額にも目があり、口は耳元まで裂けており、長い舌が武器となり相手に切りつける。そして
「何であの魔法生成物、頭蓋骨を持ってるんでしょうね?」
「頭蓋骨? 何処?」
マリアが問う
「生成物の胸の辺りから出ている手が確り持ってる、白い小さいものです」
「随分小さいけど、あれが頭蓋骨だってよく解かったわね、ヒルダ」
胸元から小さな手が出ていた。恐らく小さいのではない、素体本来の腕なのだろう、その両手が大事に抱えている掌に入ってしまいそうな小さな小さな白い球体
「まさか……な」
身を覆うほど伸びている茶色に焼けた波打つ髪と、赤い目。
小さな頭蓋骨を抱きしめて。忘れてきた頭蓋骨、一瞬にして光を失った瞳だけ記憶している。
“おねえちゃん!!”
危ないと叫んで突き飛ばしたが為に、自分が食いちぎられた。嘘だと思った程あっけなく死んでしまった。
いや嘘だと思う暇もなかったあの日の出来事。
「……世の中、意外と良く出来ているな」
「どうしたドロテア?」
「いや……無理だと解かって引き上げてきたようだな、盗賊共」
敵わないと判断して引き上げてきた盗賊達が、ドロテア達を視界に捕らえた。一瞬構えたのは、盗賊として当然のことだろう。リーダー格とおぼしき男が、
「アンタ等もお宝を狙いにきたのか?」
声をかけてきた。短く刈り込んだ黒髪と、日焼けした赤銅色の肌。ガッシリとした体つきは、盗賊というよりは確りと力仕事をしている人にも見える。

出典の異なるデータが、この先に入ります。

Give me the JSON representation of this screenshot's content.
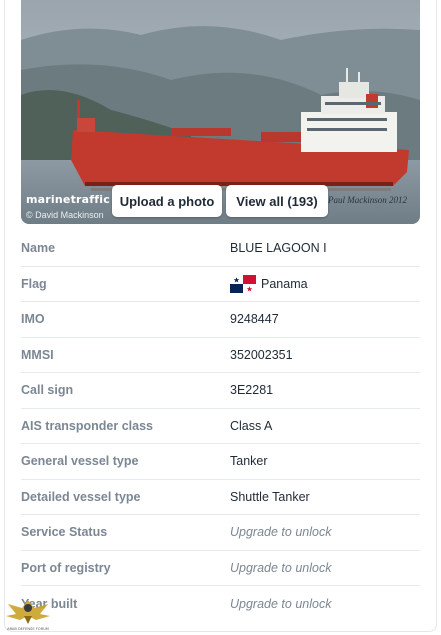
{
  "photo": {
    "brand": "marinetraffic",
    "credit": "© David Mackinson",
    "signature": "Paul Mackinson 2012",
    "upload_label": "Upload a photo",
    "view_all_label": "View all (193)"
  },
  "details": [
    {
      "label": "Name",
      "value": "BLUE LAGOON I"
    },
    {
      "label": "Flag",
      "value": "Panama",
      "icon": "panama-flag-icon"
    },
    {
      "label": "IMO",
      "value": "9248447"
    },
    {
      "label": "MMSI",
      "value": "352002351"
    },
    {
      "label": "Call sign",
      "value": "3E2281"
    },
    {
      "label": "AIS transponder class",
      "value": "Class A"
    },
    {
      "label": "General vessel type",
      "value": "Tanker"
    },
    {
      "label": "Detailed vessel type",
      "value": "Shuttle Tanker"
    },
    {
      "label": "Service Status",
      "value": "Upgrade to unlock"
    },
    {
      "label": "Port of registry",
      "value": "Upgrade to unlock"
    },
    {
      "label": "Year built",
      "value": "Upgrade to unlock"
    }
  ],
  "watermark": {
    "text": "ARAB DEFENSE FORUM"
  },
  "colors": {
    "label": "#7b8794",
    "value": "#1f2a36",
    "divider": "#e6e9ed",
    "hull_red": "#c23a2e"
  }
}
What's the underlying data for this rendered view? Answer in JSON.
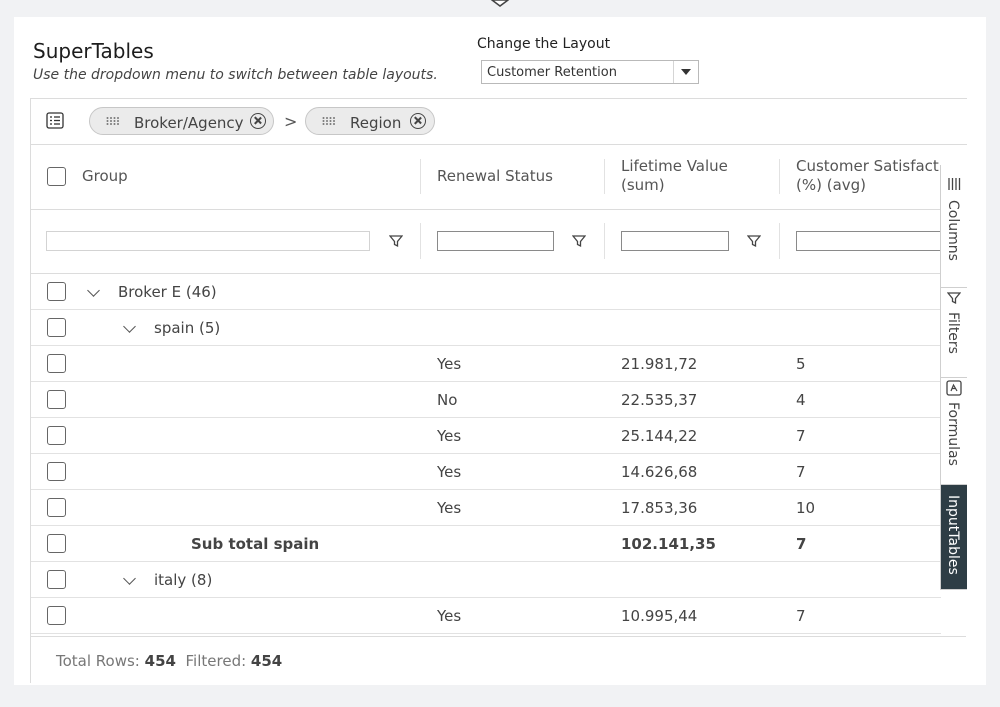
{
  "app": {
    "title": "SuperTables",
    "subtitle": "Use the dropdown menu to switch between table layouts."
  },
  "layout": {
    "label": "Change the Layout",
    "selected": "Customer Retention"
  },
  "grouping": {
    "chips": [
      {
        "label": "Broker/Agency"
      },
      {
        "label": "Region"
      }
    ],
    "separator": ">"
  },
  "columns": {
    "group": "Group",
    "renewal": "Renewal Status",
    "ltv_line1": "Lifetime Value",
    "ltv_line2": "(sum)",
    "sat_line1": "Customer Satisfact",
    "sat_line2": "(%) (avg)"
  },
  "rows": [
    {
      "type": "group1",
      "label": "Broker E (46)"
    },
    {
      "type": "group2",
      "label": "spain (5)"
    },
    {
      "type": "data",
      "renewal": "Yes",
      "ltv": "21.981,72",
      "sat": "5"
    },
    {
      "type": "data",
      "renewal": "No",
      "ltv": "22.535,37",
      "sat": "4"
    },
    {
      "type": "data",
      "renewal": "Yes",
      "ltv": "25.144,22",
      "sat": "7"
    },
    {
      "type": "data",
      "renewal": "Yes",
      "ltv": "14.626,68",
      "sat": "7"
    },
    {
      "type": "data",
      "renewal": "Yes",
      "ltv": "17.853,36",
      "sat": "10"
    },
    {
      "type": "subtotal",
      "label": "Sub total spain",
      "ltv": "102.141,35",
      "sat": "7"
    },
    {
      "type": "group2",
      "label": "italy (8)"
    },
    {
      "type": "data",
      "renewal": "Yes",
      "ltv": "10.995,44",
      "sat": "7"
    }
  ],
  "sidebar": {
    "tabs": [
      "Columns",
      "Filters",
      "Formulas",
      "InputTables"
    ],
    "active": "InputTables"
  },
  "footer": {
    "total_label": "Total Rows:",
    "total": "454",
    "filtered_label": "Filtered:",
    "filtered": "454"
  },
  "colors": {
    "accent_dark": "#2e3d45",
    "chip_bg": "#ebebeb",
    "border": "#dcdcdc"
  }
}
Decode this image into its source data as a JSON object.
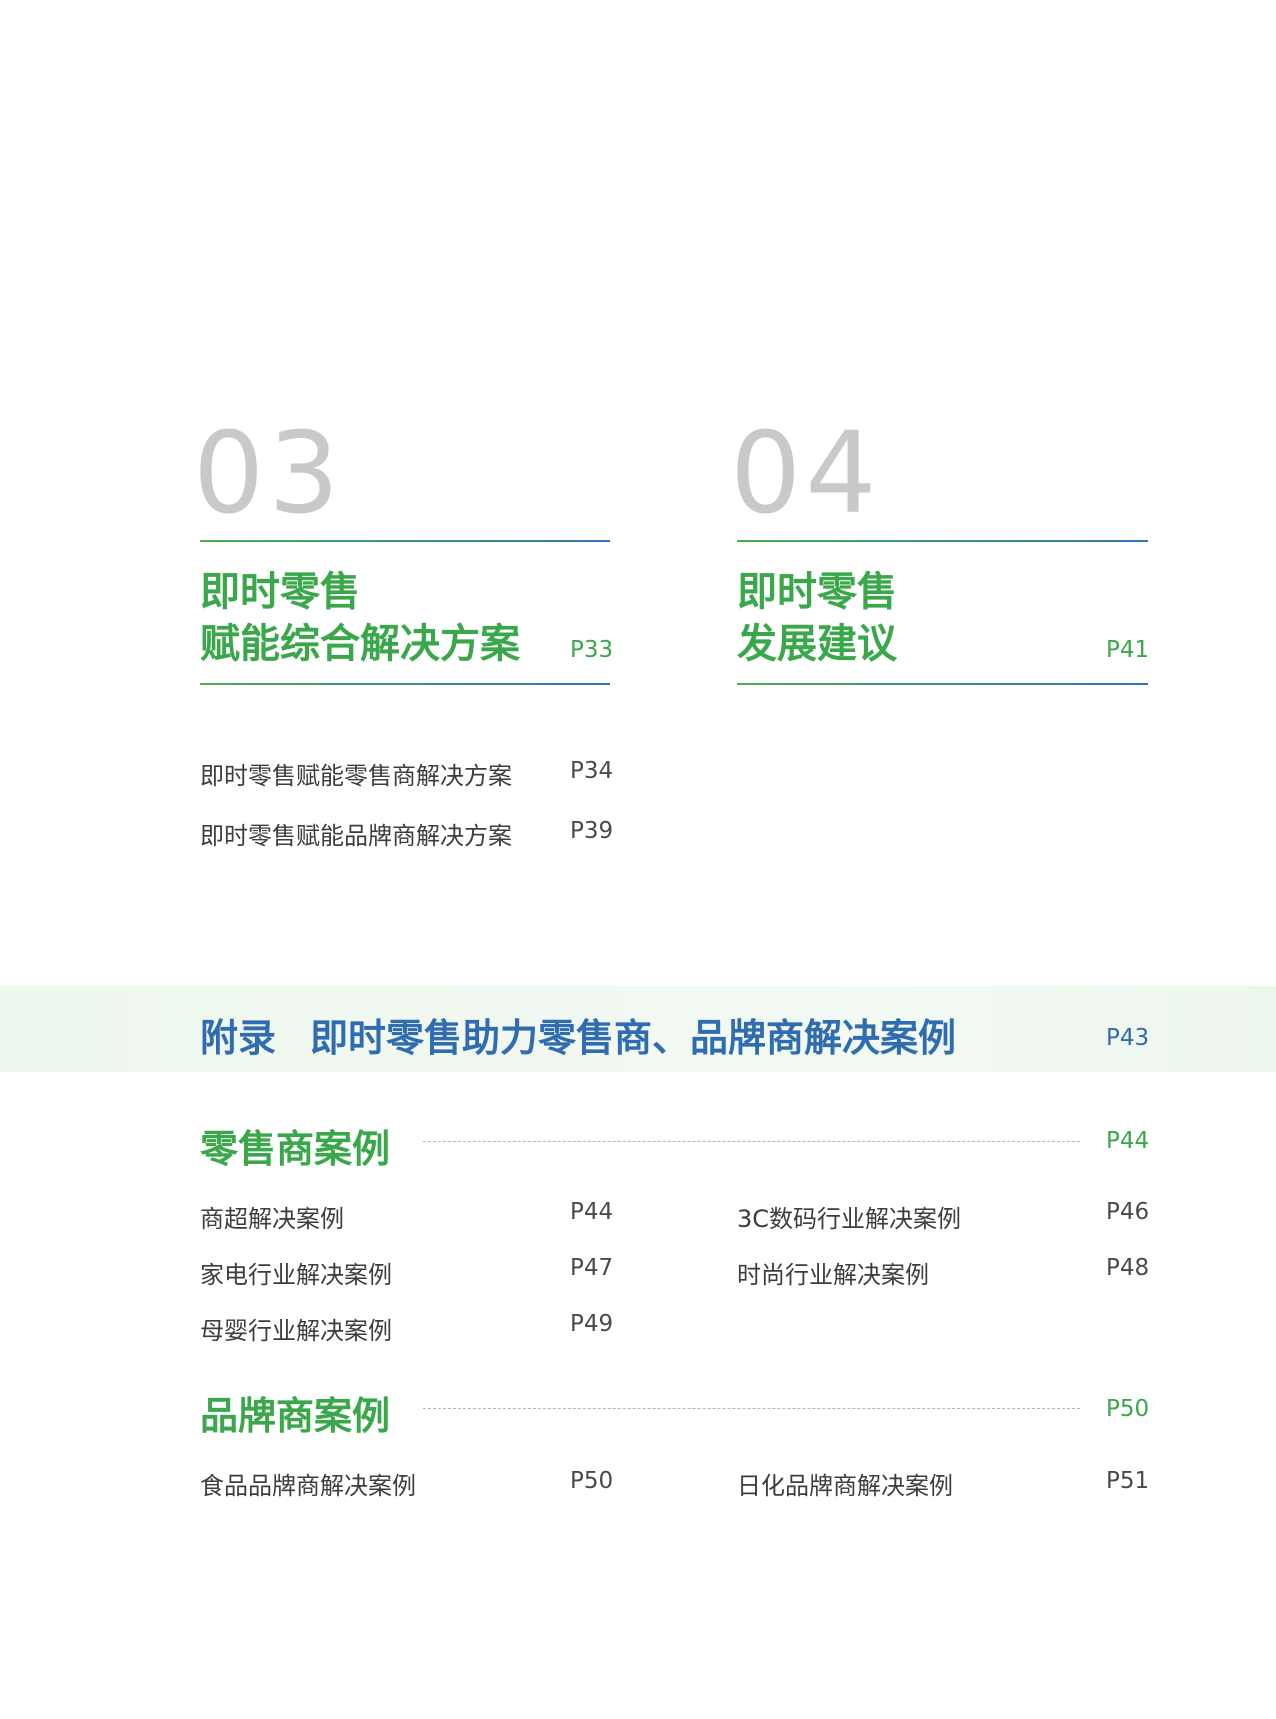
{
  "sections": [
    {
      "number": "03",
      "title_line1": "即时零售",
      "title_line2": "赋能综合解决方案",
      "page": "P33",
      "items": [
        {
          "label": "即时零售赋能零售商解决方案",
          "page": "P34"
        },
        {
          "label": "即时零售赋能品牌商解决方案",
          "page": "P39"
        }
      ]
    },
    {
      "number": "04",
      "title_line1": "即时零售",
      "title_line2": "发展建议",
      "page": "P41"
    }
  ],
  "appendix": {
    "label": "附录",
    "title": "即时零售助力零售商、品牌商解决案例",
    "page": "P43"
  },
  "retailer_cases": {
    "title": "零售商案例",
    "page": "P44",
    "items": [
      {
        "label": "商超解决案例",
        "page": "P44"
      },
      {
        "label": "3C数码行业解决案例",
        "page": "P46"
      },
      {
        "label": "家电行业解决案例",
        "page": "P47"
      },
      {
        "label": "时尚行业解决案例",
        "page": "P48"
      },
      {
        "label": "母婴行业解决案例",
        "page": "P49"
      }
    ]
  },
  "brand_cases": {
    "title": "品牌商案例",
    "page": "P50",
    "items": [
      {
        "label": "食品品牌商解决案例",
        "page": "P50"
      },
      {
        "label": "日化品牌商解决案例",
        "page": "P51"
      }
    ]
  },
  "colors": {
    "green": "#3aa74a",
    "blue": "#2f6db0",
    "number_gray": "#c9c9c9"
  }
}
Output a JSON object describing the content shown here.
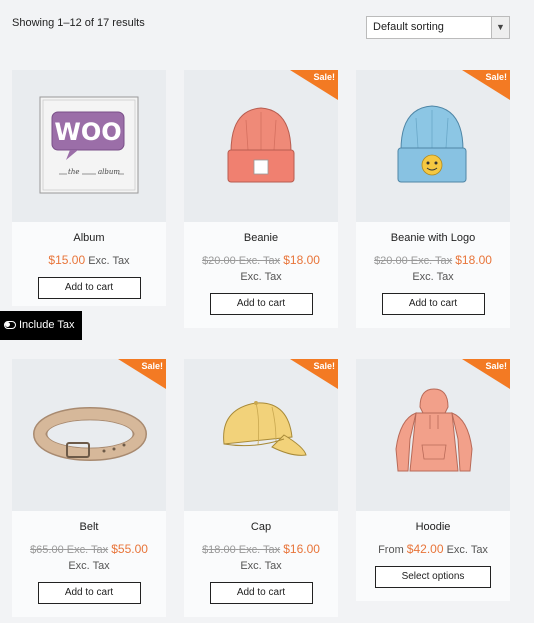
{
  "results": {
    "text": "Showing 1–12 of 17 results"
  },
  "sorting": {
    "selected": "Default sorting"
  },
  "tax_toggle": {
    "label": "Include Tax"
  },
  "sale_badge": "Sale!",
  "products": [
    {
      "name": "Album",
      "price": "$15.00",
      "suffix": "Exc. Tax",
      "button": "Add to cart"
    },
    {
      "name": "Beanie",
      "old_price": "$20.00",
      "old_suffix": "Exc. Tax",
      "new_price": "$18.00",
      "suffix": "Exc. Tax",
      "button": "Add to cart"
    },
    {
      "name": "Beanie with Logo",
      "old_price": "$20.00",
      "old_suffix": "Exc. Tax",
      "new_price": "$18.00",
      "suffix": "Exc. Tax",
      "button": "Add to cart"
    },
    {
      "name": "Belt",
      "old_price": "$65.00",
      "old_suffix": "Exc. Tax",
      "new_price": "$55.00",
      "suffix": "Exc. Tax",
      "button": "Add to cart"
    },
    {
      "name": "Cap",
      "old_price": "$18.00",
      "old_suffix": "Exc. Tax",
      "new_price": "$16.00",
      "suffix": "Exc. Tax",
      "button": "Add to cart"
    },
    {
      "name": "Hoodie",
      "prefix": "From",
      "price": "$42.00",
      "suffix": "Exc. Tax",
      "button": "Select options"
    }
  ],
  "album_art": {
    "logo": "WOO",
    "left_caption": "the",
    "right_caption": "album"
  }
}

「てめえ等小泥棒と一緒にするな。あんなチンケな魔法生成物にすら対抗できない程度で、何でこんな所に来たんだ」
「初対面に向かって言うセリフか……アンタ等、吸血鬼を倒した勇者様達か? 一人少々口が悪い美女がいるって聞いた」
それは噂を流す人が好意的に流してくれたんだな、少々所ではないドロテアの口の悪さは。
「そりゃ光栄だな。口が悪いのにそう伝わっていなきゃ、解らねえからな」
人の好意を無にしてしまうようなドロテアの口調は変わらずだ。
「口は悪いが他者を圧倒する強さと賢さなんだってな。アンタならあの魔法生成物とやら倒せるか?」
「瞬殺だ。ところでテメエの後ろにいる女、俺に何か用か? 大した美女でもねえのに、藪睨みか? 荒んだ顔つきでソイツはただ、品性落とすだけだぜ」
引き上げてきた五人と、その後を歩いてきたリーダー格の情婦か内縁の妻だろうその女。男と話しているとその手の視線をよく向けられている事に慣れているドロテアだが、その女の視線はそれとは違った。
「コイツはこの首都出身なんだよ」
「はーん。だから何だ?」
「私の事覚えてない?」
「知らねえな。この首都にいた頃の話か? そんな荒れた目をした子供と遊んだ記憶はない」
「ここが襲われてから私がどれ程苦労したと思っているのよ!」
「うるせぇ! ソレは俺に言うセリフか? 何かテメエが死ぬ程苦労したのに、俺がテメエ程苦労してねえのが腹立たしいのか? 知った事かよ。はいはい、アンタは苦労して苦労して、俺は楽して生きて来た。そう言えば気が済むんだろう? 男、その女を殺されたくなかったら仕舞っとけ。頭悪いヤツは嫌いだ、特に国が滅んだ事を全ての元凶にするようなヤツはな」
「下がってろ、リド」
「何よ!!」
「因みにテメエ等盗賊団さんたちも下がってな、アンタボスだろう? 死にたくなかったら、な」
「名前は一応言わせてくれ、ビシュアだ」
赤銅色の肌を持つ盗賊は、リドと呼んだ女の肩を抑えながら簡単すぎる自己紹介を済ませた。